Lui la considerava una scuola severa, scuola di poesia e di vita, ricca di numerosi e validi poeti e senza la quale, diceva, non sarebbe stato quel poeta conosciuto da tutti in Sardegna e fuori dell’Isola. La qualità della scuola di Villanova veniva cantata in maniera limpida ed esplicita anche da poeti di altri paesi.
Bere dell’acqua di Su Paradisu (fonte nei pressi dell’abitato di Villanova) “faghe s’òmine poeta”, e la poesia dedicata alla madre (Ispiju limpiu) è un modo per ribadire l’abbondanza di vena poetica nel suo paese natio.
Remunudu Piras
Il 21 maggio del 1978, a casa sua a Villanova Monteleone, muore il poeta Raimondo Piras, considerato da tutti il poeta, l’improvvisatore più grande e più importante della Sardegna.
Nato a Villanova Monteleone il 29 ottobre 1905, Remundu Piras, per tutti Tziu Remundu, debuttò sui palchi delle gare a Montresta per la sagra di San Cristoforo il 28 aprile del 1924, a 19 anni neppure compiuti, contro uno dei più grandi cantori di allora: Antoniandria Cucca di Ossi.
Da quel giorno il poeta villanovese iniziò una carriera luminosa sui palchi di tutta la Sardegna con gli estemporanei più illustri del 1800: oltre a Cucca, furono suoi colleghi-rivali: Antonio Cubeddu di Ozieri, Antonio Farina di Osilo, Pitanu Moretti di Tresnuraghes, Barore Testoni di Bonorva.
Ma la svolta per la crescita professionale di Remundu Piras, e più in generale della sua carriera, fu l’incontro con Barore Tucconi di Buddusò, di vent’anni più anziano di lui, emigrato in Francia e costretto a rientrare in patria per partecipare alla grande guerra. All’arrivo di Piras il pubblico individuò subito in lui e in Tucconi la coppia regina: così i due estemporanei diedero vita a dispute serrate e spesso aspre che raggiunsero il culmine nel 1928 per una gara a premio a Buddusò: la giuria diede la vittoria a Remundu Piras, Barore Tucconi se ne risentì molto e per alcuni anni i due poeti non si rivolsero più la parola, ma sui palchi delle sagre continuarono a dialogare in versi.
Con il divieto delle gare decretato nel 1932 dall’autorità di polizia su denuncia delle gerarchie ecclesiastiche, anche il poeta di Villanova, come tutti i poeti, fu costretto a tacere.

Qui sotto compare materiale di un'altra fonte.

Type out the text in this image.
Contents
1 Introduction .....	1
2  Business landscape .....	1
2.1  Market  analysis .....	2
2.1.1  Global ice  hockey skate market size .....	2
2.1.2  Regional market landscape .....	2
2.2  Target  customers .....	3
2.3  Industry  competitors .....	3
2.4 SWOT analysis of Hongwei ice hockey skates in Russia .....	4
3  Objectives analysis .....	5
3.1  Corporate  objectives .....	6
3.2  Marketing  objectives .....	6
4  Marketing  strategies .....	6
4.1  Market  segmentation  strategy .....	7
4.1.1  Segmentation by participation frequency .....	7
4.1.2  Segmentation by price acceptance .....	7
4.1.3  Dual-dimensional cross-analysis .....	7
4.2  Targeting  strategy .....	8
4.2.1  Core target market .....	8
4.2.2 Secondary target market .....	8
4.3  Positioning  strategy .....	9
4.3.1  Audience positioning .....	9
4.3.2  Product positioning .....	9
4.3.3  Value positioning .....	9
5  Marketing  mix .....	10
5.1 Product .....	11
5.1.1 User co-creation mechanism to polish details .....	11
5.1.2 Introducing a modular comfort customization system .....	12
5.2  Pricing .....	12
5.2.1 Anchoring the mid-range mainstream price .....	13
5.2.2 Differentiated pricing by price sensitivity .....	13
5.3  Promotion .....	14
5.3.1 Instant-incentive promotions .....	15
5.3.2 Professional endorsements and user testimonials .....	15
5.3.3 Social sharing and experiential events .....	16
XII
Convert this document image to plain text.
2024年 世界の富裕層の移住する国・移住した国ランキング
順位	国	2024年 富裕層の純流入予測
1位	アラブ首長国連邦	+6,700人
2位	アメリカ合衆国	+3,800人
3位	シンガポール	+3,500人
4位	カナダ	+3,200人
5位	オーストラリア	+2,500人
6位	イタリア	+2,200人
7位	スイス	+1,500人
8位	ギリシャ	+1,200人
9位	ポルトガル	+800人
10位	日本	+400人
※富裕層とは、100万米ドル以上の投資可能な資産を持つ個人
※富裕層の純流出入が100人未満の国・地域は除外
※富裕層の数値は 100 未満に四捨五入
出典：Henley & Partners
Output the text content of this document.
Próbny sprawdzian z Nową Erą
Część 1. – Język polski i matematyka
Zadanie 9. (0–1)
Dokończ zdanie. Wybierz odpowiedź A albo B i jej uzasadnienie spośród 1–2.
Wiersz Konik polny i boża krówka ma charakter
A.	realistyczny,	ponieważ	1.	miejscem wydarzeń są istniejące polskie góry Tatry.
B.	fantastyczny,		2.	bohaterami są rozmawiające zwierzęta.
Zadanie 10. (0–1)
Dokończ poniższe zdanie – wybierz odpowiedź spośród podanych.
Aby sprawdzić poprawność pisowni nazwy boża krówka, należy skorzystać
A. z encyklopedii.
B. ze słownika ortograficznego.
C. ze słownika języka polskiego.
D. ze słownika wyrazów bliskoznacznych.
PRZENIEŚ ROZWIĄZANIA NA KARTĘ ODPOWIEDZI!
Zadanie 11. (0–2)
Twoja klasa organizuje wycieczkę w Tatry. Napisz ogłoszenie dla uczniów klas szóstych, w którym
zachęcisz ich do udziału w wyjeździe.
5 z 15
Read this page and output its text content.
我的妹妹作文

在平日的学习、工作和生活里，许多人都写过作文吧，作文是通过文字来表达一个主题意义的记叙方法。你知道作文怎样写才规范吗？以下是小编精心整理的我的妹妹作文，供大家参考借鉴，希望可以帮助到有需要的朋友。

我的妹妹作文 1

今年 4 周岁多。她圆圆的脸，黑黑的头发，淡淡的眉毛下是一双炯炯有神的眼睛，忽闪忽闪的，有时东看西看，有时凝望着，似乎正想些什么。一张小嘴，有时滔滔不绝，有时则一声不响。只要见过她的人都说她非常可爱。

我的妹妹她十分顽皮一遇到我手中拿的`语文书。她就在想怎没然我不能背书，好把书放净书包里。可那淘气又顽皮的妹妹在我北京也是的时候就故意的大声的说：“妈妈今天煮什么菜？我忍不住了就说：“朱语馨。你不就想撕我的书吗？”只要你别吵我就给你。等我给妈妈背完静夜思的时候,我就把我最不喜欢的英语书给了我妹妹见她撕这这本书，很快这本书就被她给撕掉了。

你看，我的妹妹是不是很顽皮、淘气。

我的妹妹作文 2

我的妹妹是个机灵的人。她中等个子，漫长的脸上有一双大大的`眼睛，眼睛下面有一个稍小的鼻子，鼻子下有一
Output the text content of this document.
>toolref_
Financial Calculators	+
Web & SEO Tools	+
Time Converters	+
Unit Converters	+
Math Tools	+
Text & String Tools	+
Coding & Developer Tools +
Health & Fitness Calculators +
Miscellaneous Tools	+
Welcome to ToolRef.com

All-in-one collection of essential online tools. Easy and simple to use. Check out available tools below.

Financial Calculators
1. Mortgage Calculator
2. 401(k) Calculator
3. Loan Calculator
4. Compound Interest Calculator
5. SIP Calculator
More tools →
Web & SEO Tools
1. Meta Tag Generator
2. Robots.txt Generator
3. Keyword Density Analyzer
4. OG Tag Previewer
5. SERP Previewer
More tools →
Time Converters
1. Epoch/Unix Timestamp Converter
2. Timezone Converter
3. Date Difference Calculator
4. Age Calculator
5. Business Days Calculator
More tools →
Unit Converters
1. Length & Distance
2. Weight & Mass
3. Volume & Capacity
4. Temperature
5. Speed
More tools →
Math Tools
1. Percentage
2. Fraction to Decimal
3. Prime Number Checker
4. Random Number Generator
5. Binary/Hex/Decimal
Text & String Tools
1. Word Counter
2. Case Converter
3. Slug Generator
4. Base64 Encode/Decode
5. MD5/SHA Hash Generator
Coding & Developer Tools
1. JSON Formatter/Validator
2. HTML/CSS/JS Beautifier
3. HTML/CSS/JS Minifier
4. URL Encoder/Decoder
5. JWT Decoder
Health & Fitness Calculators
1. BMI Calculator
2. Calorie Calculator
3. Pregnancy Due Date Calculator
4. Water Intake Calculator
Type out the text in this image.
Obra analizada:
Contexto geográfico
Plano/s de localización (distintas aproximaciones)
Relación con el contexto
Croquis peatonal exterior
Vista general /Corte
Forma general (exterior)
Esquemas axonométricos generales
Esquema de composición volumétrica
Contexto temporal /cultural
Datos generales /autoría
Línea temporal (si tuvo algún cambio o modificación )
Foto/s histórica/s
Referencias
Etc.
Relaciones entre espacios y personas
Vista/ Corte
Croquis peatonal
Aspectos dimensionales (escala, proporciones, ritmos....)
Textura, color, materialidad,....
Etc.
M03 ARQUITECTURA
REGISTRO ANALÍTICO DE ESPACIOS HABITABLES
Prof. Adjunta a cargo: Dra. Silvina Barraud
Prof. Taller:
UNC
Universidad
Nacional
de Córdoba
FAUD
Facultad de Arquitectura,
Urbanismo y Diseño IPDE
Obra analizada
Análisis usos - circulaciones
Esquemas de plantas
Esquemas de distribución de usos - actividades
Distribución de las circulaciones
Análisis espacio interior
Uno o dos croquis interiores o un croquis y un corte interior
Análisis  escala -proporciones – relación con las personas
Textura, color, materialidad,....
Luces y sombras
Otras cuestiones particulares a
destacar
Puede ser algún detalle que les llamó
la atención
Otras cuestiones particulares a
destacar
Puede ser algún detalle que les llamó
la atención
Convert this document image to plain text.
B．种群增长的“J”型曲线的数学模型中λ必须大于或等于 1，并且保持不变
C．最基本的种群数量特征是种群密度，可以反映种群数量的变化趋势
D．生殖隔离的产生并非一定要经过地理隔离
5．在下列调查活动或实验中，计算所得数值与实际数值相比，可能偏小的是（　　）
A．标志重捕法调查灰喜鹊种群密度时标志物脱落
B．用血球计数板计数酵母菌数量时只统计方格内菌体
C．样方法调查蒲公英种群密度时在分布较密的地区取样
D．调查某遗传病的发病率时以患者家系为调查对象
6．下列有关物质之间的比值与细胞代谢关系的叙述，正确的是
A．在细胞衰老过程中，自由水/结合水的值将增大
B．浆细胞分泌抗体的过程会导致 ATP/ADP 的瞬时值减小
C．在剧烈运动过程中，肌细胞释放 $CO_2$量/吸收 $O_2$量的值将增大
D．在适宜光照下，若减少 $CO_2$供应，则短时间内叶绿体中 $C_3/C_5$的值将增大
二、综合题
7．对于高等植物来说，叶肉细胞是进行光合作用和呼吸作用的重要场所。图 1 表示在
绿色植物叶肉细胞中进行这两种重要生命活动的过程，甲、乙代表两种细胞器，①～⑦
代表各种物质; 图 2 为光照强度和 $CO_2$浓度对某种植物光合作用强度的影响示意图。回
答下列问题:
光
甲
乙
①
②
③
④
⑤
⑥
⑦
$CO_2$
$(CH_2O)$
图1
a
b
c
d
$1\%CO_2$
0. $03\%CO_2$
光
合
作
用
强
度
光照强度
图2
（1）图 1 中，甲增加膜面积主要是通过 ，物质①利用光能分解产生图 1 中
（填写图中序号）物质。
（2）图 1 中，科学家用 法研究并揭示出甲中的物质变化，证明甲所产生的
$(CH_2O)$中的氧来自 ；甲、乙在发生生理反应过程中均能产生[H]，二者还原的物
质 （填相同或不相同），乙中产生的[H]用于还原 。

Ma, mentre gli altri ripresero nel 1937, rispettando il doppio divieto dei temi politici e religiosi, Remundu Piras preferì stare lontano dai compromessi e calcò i palchi soltanto nel 1945.
Alla ripresa si rinnovarono i suoi duelli con Tucconi fino alla morte, nel 1969, del poeta di Buddusò. Piras cantò molto anche con Antonio Piredda di Thiesi, Peppe Sotgiu di Bonorva, Giovanni Seu di Chiaramonti e Mario Masala di Silanus.
Nella storia delle gare poetiche la figura di Remundu Piras ha un rilievo primario di valore assoluto: il pubblico lo amò sempre sia per la brillantezza delle sue creazioni, la strenua difesa dei temi che la profondità del sentimento che lo animava, nonostante l’impedimento della raucedine che lo afflisse negli ultimi anni.
Remundu Piras è stato anche un ottimo poeta di meditazione e di scrittura, come dimostrano le sue raccolte postume, tra le più conosciute: Mistèriu (1979), Bonas noas (1981), A bolu (1983), Sas modas (1985), tutte curate da Paolo Pillonca, che hanno avuto un’ampia diffusione in tutta l’isola. Nel 1977, pochi mesi prima di morire, scrive il sonetto “No’ sias isciau”, che divenne il manifesto di tutela della lingua sarda.
Nel 2008, in occasione dei trent’anni dalla morte del poeta, la Regione Autonoma della Sardegna ha usato alcuni versi del sonetto per celebrare “Sa die de sa Sardigna”. Ancora oggi Remundu Piras è un riferimento necessario, che non può mancare, per gli appassionati della poesia e della lingua sarda. Il suo nome vien ricordato in convegni, pubblicazioni, premi letterari e anche con l’intitolazione di vie e piazze in diversi paesi della Sardegna. Remundu Piras è un poeta che ha onorato il suo paese, Villanova Monteleone, e tutta la Sardegna.